Antes da Cúpula Russo-Africana do mês passado, Prigozhin se reuniu com as forças de Wagner que haviam se mudado para Belarus após a insurreição abortada de 23 e 24 de junho – que resultou na interrupção das operações de Wagner em Donbass – durante a qual ele enfatizou a importância que a África teria nas futuras atividades de Wagner. A presença de Wagner foi relatada em vários países africanos, incluindo a República Centro-Africana, a Líbia e Mali. Membros da liderança sênior do golpe nigeriano teriam se reunido com autoridades da Wagner em Mali para discutir a cooperação de segurança entre a Wagner e o Níger. Durante sua reunião com o governo golpista nigeriano, Victoria Nuland apontou o possível envio de Wagner para o Níger como um desenvolvimento preocupante e indicou que ela pressionou seus colegas nigerinos sobre sua avaliação a respeito do papel prejudicial desempenhado por Wagner em relação à segurança africana. A reunião relatada entre Wagner e representantes do Níger indica que a mensagem de Nuland não repercutiu entre seus anfitriões nigerinos.

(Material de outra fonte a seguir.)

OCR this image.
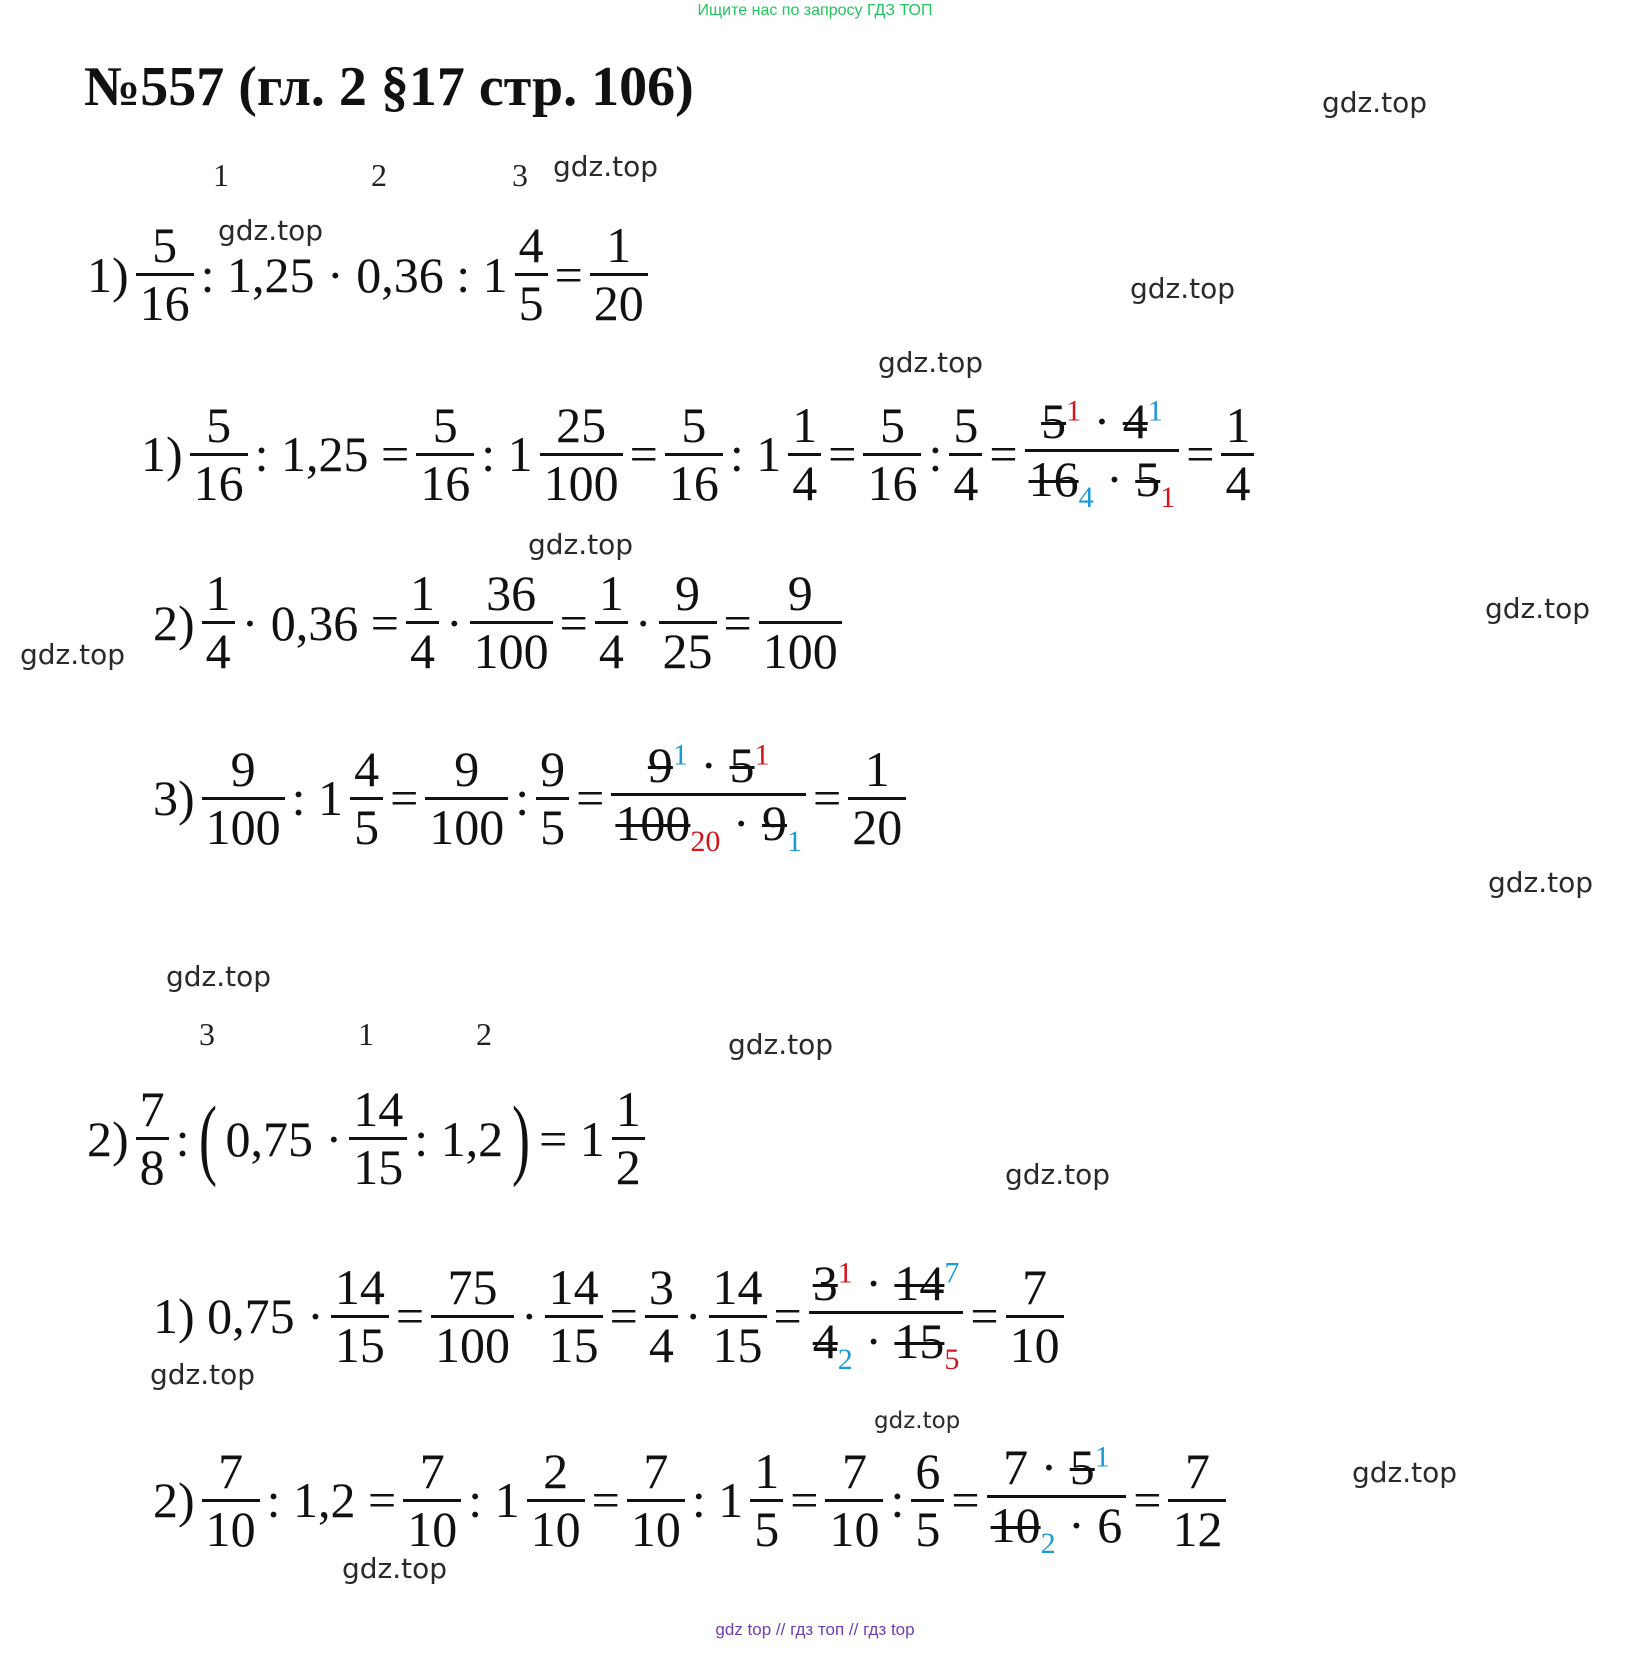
Ищите нас по запросу ГДЗ ТОП
№557 (гл. 2 §17 стр. 106)	gdz.top
gdz.top
gdz.top
gdz.top
gdz.top
gdz.top
gdz.top
gdz.top
gdz.top
gdz.top
gdz.top
gdz.top
gdz.top
gdz.top
gdz.top
gdz.top
1	2	3
3	1	2
$1) \frac{5}{16}$ : 1,25 · 0,36 : $1 \frac{4}{5} = \frac{1}{20}$
$1) \frac{5}{16}$ : $1,25 = \frac{5}{16}$ : $1 \frac{25}{100} = \frac{5}{16}$ : $1 \frac{1}{4} = \frac{5}{16}$ : $\frac{5}{4} = \frac{5^1 \cdot 4^1}{16_4 \cdot 5_1} = \frac{1}{4}$
$2) \frac{1}{4} \cdot 0,36 = \frac{1}{4} \cdot \frac{36}{100} = \frac{1}{4} \cdot \frac{9}{25} = \frac{9}{100}$
$3) \frac{9}{100}$ : $1 \frac{4}{5} = \frac{9}{100}$ : $\frac{9}{5} = \frac{9^1 \cdot 5^1}{100_{20} \cdot 9_1} = \frac{1}{20}$
$2) \frac{7}{8}$ : ( $0,75 \cdot \frac{14}{15}$ : 1,2 ) = $1 \frac{1}{2}$
1) $0,75 \cdot \frac{14}{15} = \frac{75}{100} \cdot \frac{14}{15} = \frac{3}{4} \cdot \frac{14}{15} = \frac{3^1 \cdot 14^7}{4_2 \cdot 15_5} = \frac{7}{10}$
$2) \frac{7}{10}$ : $1,2 = \frac{7}{10}$ : $1 \frac{2}{10} = \frac{7}{10}$ : $1 \frac{1}{5} = \frac{7}{10}$ : $\frac{6}{5} = \frac{7 \cdot 5^1}{10_2 \cdot 6} = \frac{7}{12}$
gdz top // гдз топ // гдз top
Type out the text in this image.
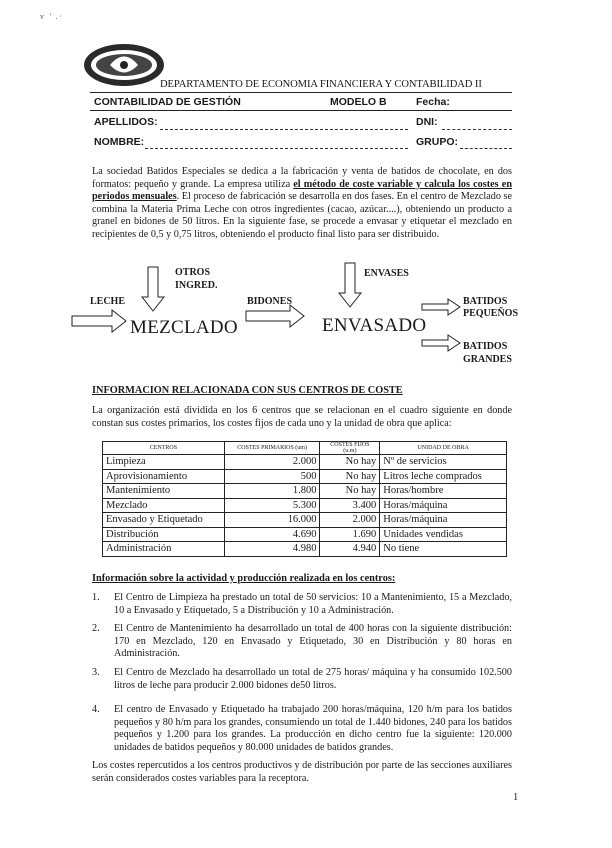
v   '  . ·
DEPARTAMENTO DE ECONOMIA FINANCIERA Y CONTABILIDAD II
CONTABILIDAD DE GESTIÓN	MODELO B	Fecha:
APELLIDOS:	DNI:
NOMBRE:	GRUPO:
La sociedad Batidos Especiales se dedica a la fabricación y venta de batidos de chocolate, en dos formatos: pequeño y grande. La empresa utiliza el método de coste variable y calcula los costes en periodos mensuales. El proceso de fabricación se desarrolla en dos fases. En el centro de Mezclado se combina la Materia Prima Leche con otros ingredientes (cacao, azúcar....), obteniendo un producto a granel en bidones de 50 litros. En la siguiente fase, se procede a envasar y etiquetar el mezclado en recipientes de 0,5 y 0,75 litros, obteniendo el producto final listo para ser distribuido.
OTROS
INGRED.
ENVASES
LECHE	BIDONES
MEZCLADO	ENVASADO
BATIDOS
PEQUEÑOS
BATIDOS
GRANDES
INFORMACION RELACIONADA CON SUS CENTROS DE COSTE
La organización está dividida en los 6 centros que se relacionan en el cuadro siguiente en donde constan sus costes primarios, los costes fijos de cada uno y la unidad de obra que aplica:
CENTROS	COSTES PRIMARIOS (um)	COSTES FIJOS (u.m)	UNIDAD DE OBRA
Limpieza	2.000	No hay	Nº de servicios
Aprovisionamiento	500	No hay	Litros leche comprados
Mantenimiento	1.800	No hay	Horas/hombre
Mezclado	5.300	3.400	Horas/máquina
Envasado y Etiquetado	16.000	2.000	Horas/máquina
Distribución	4.690	1.690	Unidades vendidas
Administración	4.980	4.940	No tiene
Información sobre la actividad y producción realizada en los centros:
1. El Centro de Limpieza ha prestado un total de 50 servicios: 10 a Mantenimiento, 15 a Mezclado, 10 a Envasado y Etiquetado, 5 a Distribución y 10 a Administración.
2. El Centro de Mantenimiento ha desarrollado un total de 400 horas con la siguiente distribución: 170 en Mezclado, 120 en Envasado y Etiquetado, 30 en Distribución y 80 horas en Administración.
3. El Centro de Mezclado ha desarrollado un total de 275 horas/ máquina y ha consumido 102.500 litros de leche para producir 2.000 bidones de50 litros.
4. El centro de Envasado y Etiquetado ha trabajado 200 horas/máquina, 120 h/m para los batidos pequeños y 80 h/m para los grandes, consumiendo un total de 1.440 bidones, 240 para los batidos pequeños y 1.200 para los grandes. La producción en dicho centro fue la siguiente: 120.000 unidades de batidos pequeños y 80.000 unidades de batidos grandes.
Los costes repercutidos a los centros productivos y de distribución por parte de las secciones auxiliares serán considerados costes variables para la receptora.
1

Os EUA parecem estar no meio de um dilema, tentando equilibrar o desejo de manter relações com uma nação cujo governo não pode receber legalmente a ajuda dos EUA e as consequências que adviriam se as relações entre os EUA e o Níger fossem cortadas, conforme exigido pela Seção 7008. Há uma opção sobre a qual nem Nuland nem seu chefe, o Secretário de Estado Antony Blinken, ainda se manifestaram. No início de 2003, o Congresso dos EUA alterou a Seção 7008 para permitir que o Secretário de Estado busque uma dispensa com base nos “interesses de segurança nacional dos Estados Unidos”.
Há dois grandes obstáculos para os EUA quando se trata de qualquer renúncia desse tipo. O primeiro é a quantidade de capital político que os EUA gastaram na tentativa de devolver o presidente Bazoum ao poder – reverter agora seria o tipo de aceno à Realpolitik que o governo Biden não gosta de fazer. O segundo é o fato de que o Níger, depois de avaliar suas opções para o futuro, pode não estar mais interessado em manter as relações estreitas que mantinha anteriormente com os EUA. O Níger, assim como Mali, Burkina Faso e a Guiné antes dele, se livrou do manto de seu relacionamento pós-colonial com a França, um relacionamento que estava intimamente ligado à política de segurança nacional dos EUA na África Ocidental e no Sahel. O destino das relações entre os EUA e o Níger está correndo contra o tempo, e parece haver pouco que Victoria Nuland ou qualquer autoridade americana possa fazer para mudar o resultado.